Colorectal cancer (CRC) is the third-most diagnosed cancer after breast and lung cancer, and is the second leading cause of global cancer related deaths. 1 In 2023 in the United States, > 150,000 individuals were diagnosed with CRC and 52,000 died. 2
Colonoscopy is an effective CRC screening method and the lone method recommended for polyp surveillance. Inadequate bowel preparation (IBP) has been estimated to occur in about 6% to 26% of colonoscopies. 3,4 The prevalence varies based on a variety of comorbidities, including immobility, diabetes mellitus, neurologic disorders, and use of opioids, with more occurrences of IBP noted in older adult, non-English speaking, and male individuals. 4-6
The quality of bowel preparation is integral to the effectiveness of screening and surveillance colonoscopies. IBP has been associated with missed adenomas and significantly lower adenoma detection rates. 7-9 In particular, IBP is independently associated with an increased risk of CRC in the future. 3 Accordingly, the US Multisociety Task Force recommends repeat colonoscopies for individuals with IBP within 1 year. 10 Ensuring that these individuals receive repeat colonoscopies is an essential part of CRC prevention. The benefit of repeat colonoscopy after IBP is highlighted by a retrospective analysis from Fung and colleagues that showed 81% of repeat colonoscopies had adequate bowel preparation, with higher numbers of adenomas detected on repeat compared to initial colonoscopies. 11
Given the impact of bowel preparation quality on the diagnostic capability of the colonoscopy, adherence to guidelines for repeat colonoscopies in cases of IBP is paramount for effective CRC prevention. This study aims to measure the frequency of repeat colonoscopy after IBP and the factors associated with adherence to recommendations.
METHODS
Individuals who underwent colonoscopy at the Minneapolis Veterans Affairs Medical Center (MVAMC) from January 1, 2016, to October 19, 2021, were identified to allow for 400 days of follow-up from the index colonoscopy to the data collection date. During the COVID-19 pandemic, the colonoscopy procedure capacity was reduced by 50% from June 1, 2020, to December 1, 2020, delaying nonurgent procedures, including screening and surveillance colonoscopies.

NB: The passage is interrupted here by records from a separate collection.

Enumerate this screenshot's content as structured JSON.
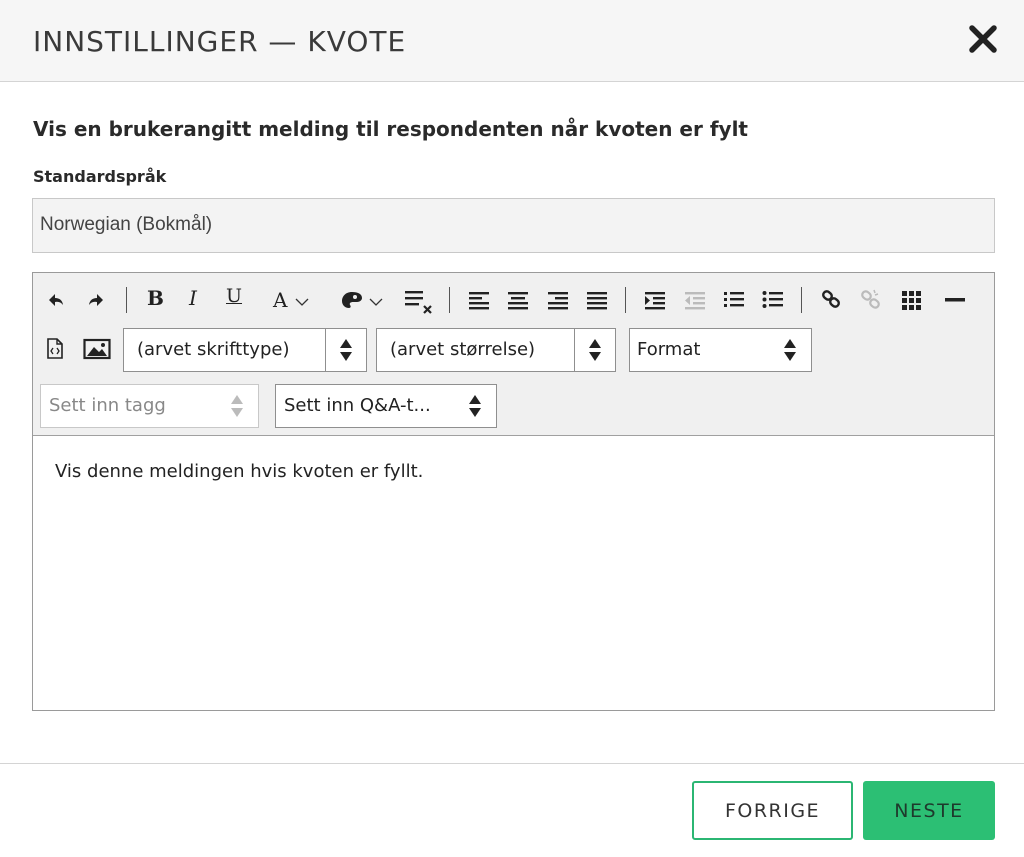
{
  "dialog": {
    "title": "INNSTILLINGER — KVOTE"
  },
  "main": {
    "heading": "Vis en brukerangitt melding til respondenten når kvoten er fylt",
    "language_label": "Standardspråk",
    "language_value": "Norwegian (Bokmål)"
  },
  "editor": {
    "toolbar": {
      "bold_label": "B",
      "italic_label": "I",
      "underline_label": "U",
      "font_color_label": "A",
      "font_family_value": "(arvet skrifttype)",
      "font_size_value": "(arvet størrelse)",
      "format_value": "Format",
      "insert_tag_placeholder": "Sett inn tagg",
      "insert_qa_value": "Sett inn Q&A-t..."
    },
    "content": "Vis denne meldingen hvis kvoten er fyllt."
  },
  "footer": {
    "prev_label": "FORRIGE",
    "next_label": "NESTE"
  },
  "colors": {
    "accent_green": "#2cbf74",
    "outline_green": "#2bb673"
  }
}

Individuals who underwent colonoscopy for CRC screening or polyp surveillance, or following a positive fecal immunohistochemistry test (FIT) or virtual computed tomography colonoscopy were included. Patients with colonoscopy indications for iron deficiency anemia, gastrointestinal bleeding, disease activity assessment of inflammatory bowel disease, abdominal pain, or changes in bowel movement pattern were excluded. IBP was defined as recording a Boston Bowel Preparation Scale (BBPS) score of < 6, or < 2 in any segment, or described as poor or inadequate using the Aronchick scale.
Age, sex, race, marital status, distance to MVAMC, smoking status, comorbidities, and concurrent medication use, including antiplatelet, anticoagulation, and prescription opiates at the time of index colonoscopy were obtained from the Veterans Health Administration (VHA) Corporate Data Warehouse (CDW) using structured query language processing of colonoscopy procedure notes to extract preparation scores and other procedure information. The CDW contains extracts from VHA clinical and administrative systems that contain complete clinical data from October 1999. 12 Current smoking status was defined as any smoking activity at the time the questionnaire was administered during a routine clinic visit within 400 days from the index colonoscopy.